Sunday came of the meet up night. Me & San, met Daryn & Debbie at Tom Brown's, where they were having a roast meal, after they had flown in from Newcastle. Unfortunately it was not a great start to the meet up night, as Arsenal were playing Spurs in the North London Derby, & went on to lose 2-1.
So I would know that Mark would be not happy with the score either, but hey ho we are on Holiday.
So we went back to the apartment to get ready, & then met Daryn & Debbie & walked with each other to the Orion Bar.
The first person we saw, was Dads in his pith helmet, just after he had been on safari earlier in the day, by the looks of him.
The obligatory vine tomatoes were offered to Daryn, which he downed in a oner or did he? Also Daryn, your sure for men wasn't working.

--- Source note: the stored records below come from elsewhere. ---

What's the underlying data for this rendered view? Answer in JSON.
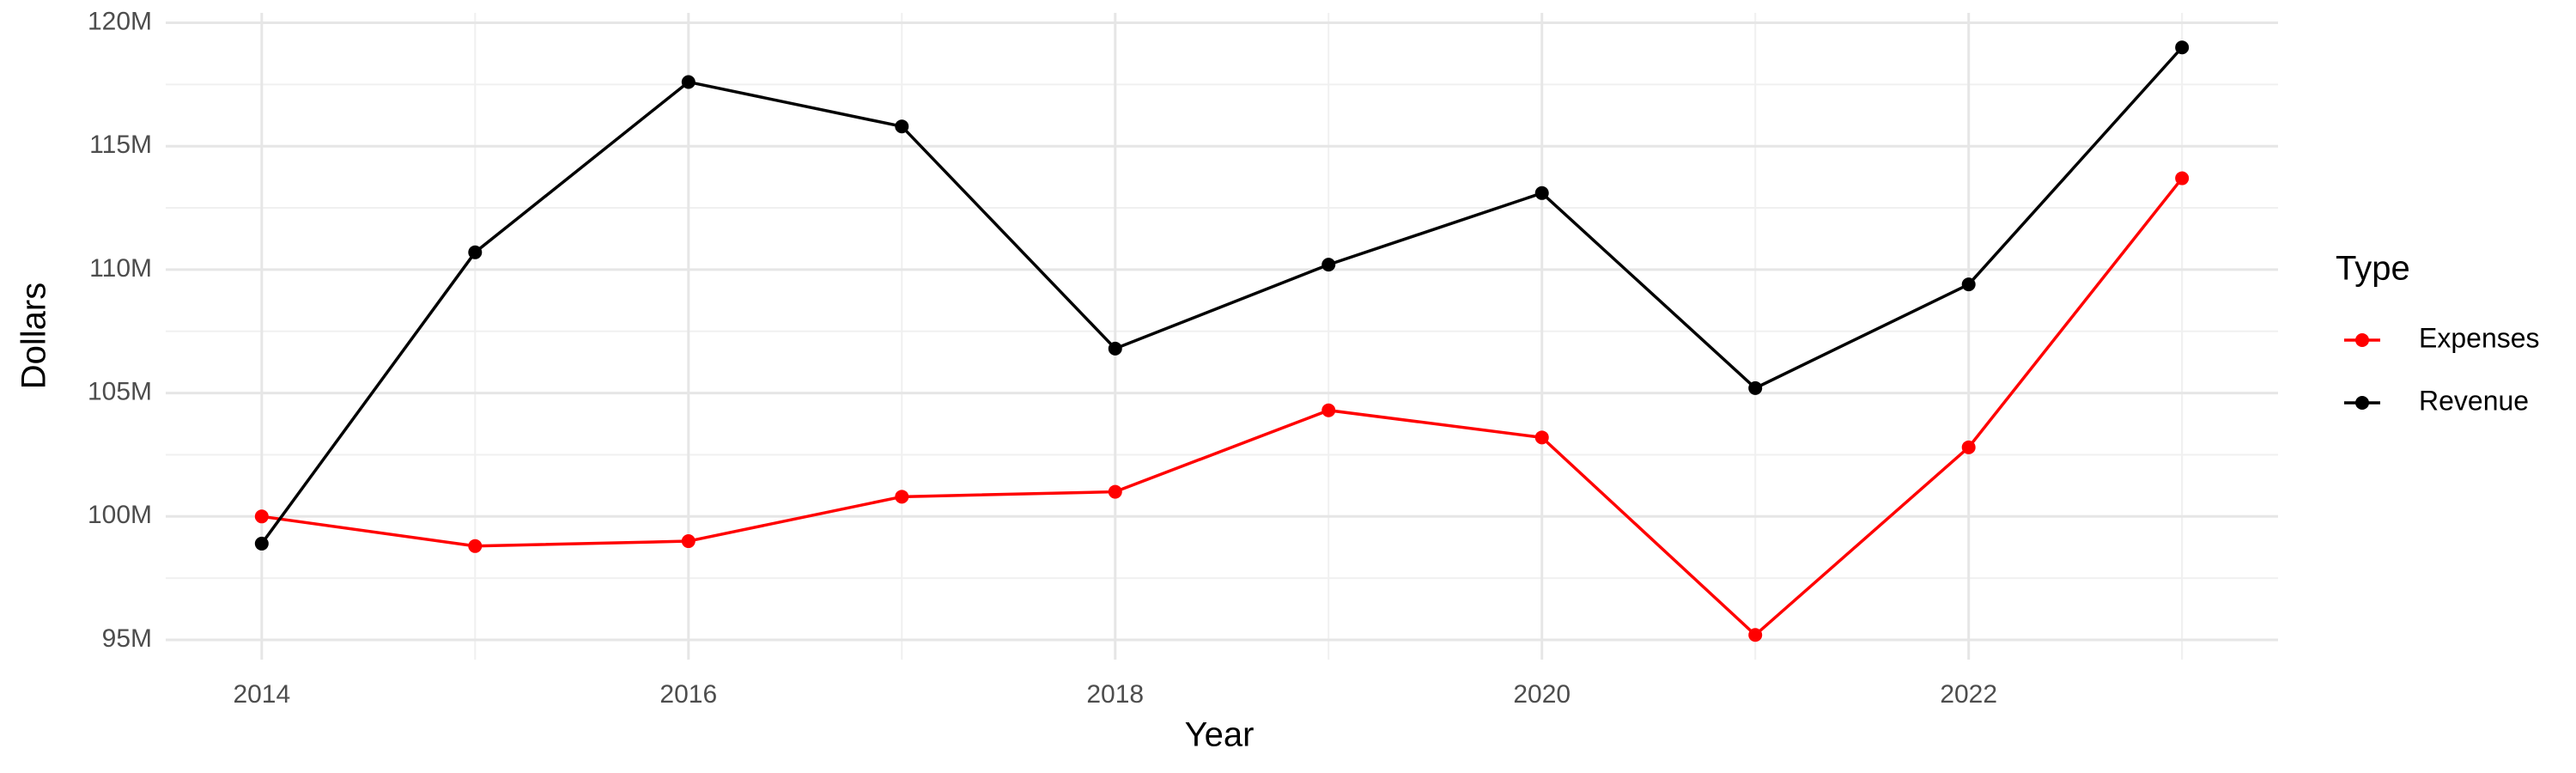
{
  "chart_data": {
    "type": "line",
    "x_label": "Year",
    "y_label": "Dollars",
    "legend_title": "Type",
    "x": [
      2014,
      2015,
      2016,
      2017,
      2018,
      2019,
      2020,
      2021,
      2022,
      2023
    ],
    "series": [
      {
        "name": "Expenses",
        "color": "#ff0000",
        "values": [
          100000000,
          98800000,
          99000000,
          100800000,
          101000000,
          104300000,
          103200000,
          95200000,
          102800000,
          113700000
        ]
      },
      {
        "name": "Revenue",
        "color": "#000000",
        "values": [
          98900000,
          110700000,
          117600000,
          115800000,
          106800000,
          110200000,
          113100000,
          105200000,
          109400000,
          119000000
        ]
      }
    ],
    "xlim": [
      2013.55,
      2023.45
    ],
    "xticks": [
      2014,
      2016,
      2018,
      2020,
      2022
    ],
    "ylim": [
      94200000,
      120400000
    ],
    "yticks": [
      {
        "value": 95000000,
        "label": "95M"
      },
      {
        "value": 100000000,
        "label": "100M"
      },
      {
        "value": 105000000,
        "label": "105M"
      },
      {
        "value": 110000000,
        "label": "110M"
      },
      {
        "value": 115000000,
        "label": "115M"
      },
      {
        "value": 120000000,
        "label": "120M"
      }
    ],
    "grid": true,
    "legend": "right"
  }
}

Hayzer & Mrs. H none of us had met before, so it was very nice to see them at the meet up, so plenty of photo opportunities arose.
H & WS, just after H had told WS for the umpteenth time how to upload photo's for his reviews, which we still haven't had by the way WS. :f^h:
Deb's doing what she had threatened to do to H, for the "get in the kitchen" jokes, as he was hiding behind his sofa.
H is now getting brave, but I am sitting there just thinking he is taking the pith.
Now Mrs. H, (my nemesis) was doing the chat rounds, here she is with Jan.
My nemesis Mrs.H, who dared to call me a bullshixxer & that I talk boxxocks, they say the truth hurts though.
It is always great to see Tjay, who comes every year, here he is with San.
Delboy & Mrs. DB, with Delboy having an enlightened moment thinking, "I am going to win the golf this year."
A great photo of the young 'uns, (as Ramblinman told me on many occasions
), at the meet up Roamer & Ramblinman.
Yozef & Jan, with Jan in a reflective mood by the looks of it. Probably saying, "Hurry up San & take the photo, I want to drink my Bow."
Don looking a bit smug, as he knows he can enjoy this meet up, as no packing to do in a few hours. :-bd:
Mark thinking, "It might be a bit early to take my shirt off just yet, I will leave it for an hour or so."
Two Northern beauties, who didn't need an interpreter to understand each other.
"San, I have the power in my fingertips to shine a light anywhere I want." We must have a photo to prove it.
"Why is nobody talking to me, it was my husband that started this Forum not me," cried Debbie.
"Well I woke up this morning sleeping next to Dads," says Moocher. "Hey come on Dads stop crying it wasn't that bad."
Don saying, "You are not going to believe this guys, Mark understands somebody, as they are talking Debbish & Markish."
Me doing an impression of being Pig Headed.
Most people have a chip on their shoulder, San goes one better & has a pig. :n!b:
"Look here boyos, now you know how I feel like," says Yozef to Happy & Dozy, (you work out who is who).
Right it was about 1.30am & Canto's was closing up. So someone said, we think it was Mark, because he was in the mood to take his shirt off & dance around, "Come on lets go to Banana Joe's, for a nightcap or two." So off we trooped to
BJ's, whoops sorry a Freudian slip there, Banana Joe's, where negotiated, with a lad who was more interested in texting than serving us but I digress, a Jug of Cocktails & shots were given FOC, with our other drinks.
"Careful Jan you will have your eye out," says Mick. "Mick, you are supposed to suck not blow," retorts Jan
"I know most of them are English H, but it is only for one night, especially with that boxxock talking bullshixxer over there," says Mrs. H.
"Come on old guy, smile for the camera," says Ramblinman. "Get your hand off my shoulder, you young whipper snapper," says me.
"Yes Don, I have got Mark dancing with his shirt off, that will go on MF," says Deb's.
"So have I Deb's, we have got to blackmail him if he doesn't want them on," laughs Yozef.
"Some people are saying that you danced with your shirt off in the bar Mark?" quizzed Jan. "It wasn't me darling they have got it wrong, I just went in for a pee, so just drink this cocktail babes then we will get going," lies Mark.
"Don, how much do you want, to delete that photo of me in the bar dancing without my shirt mate, I was told not to do it by Jan?" asks Mark sheepishly. "I would do it for free mate, but Deb's needs a new Broadband provider, so Deb's will want at least a monkey," replies Don.
A good night was had by all, but another late one.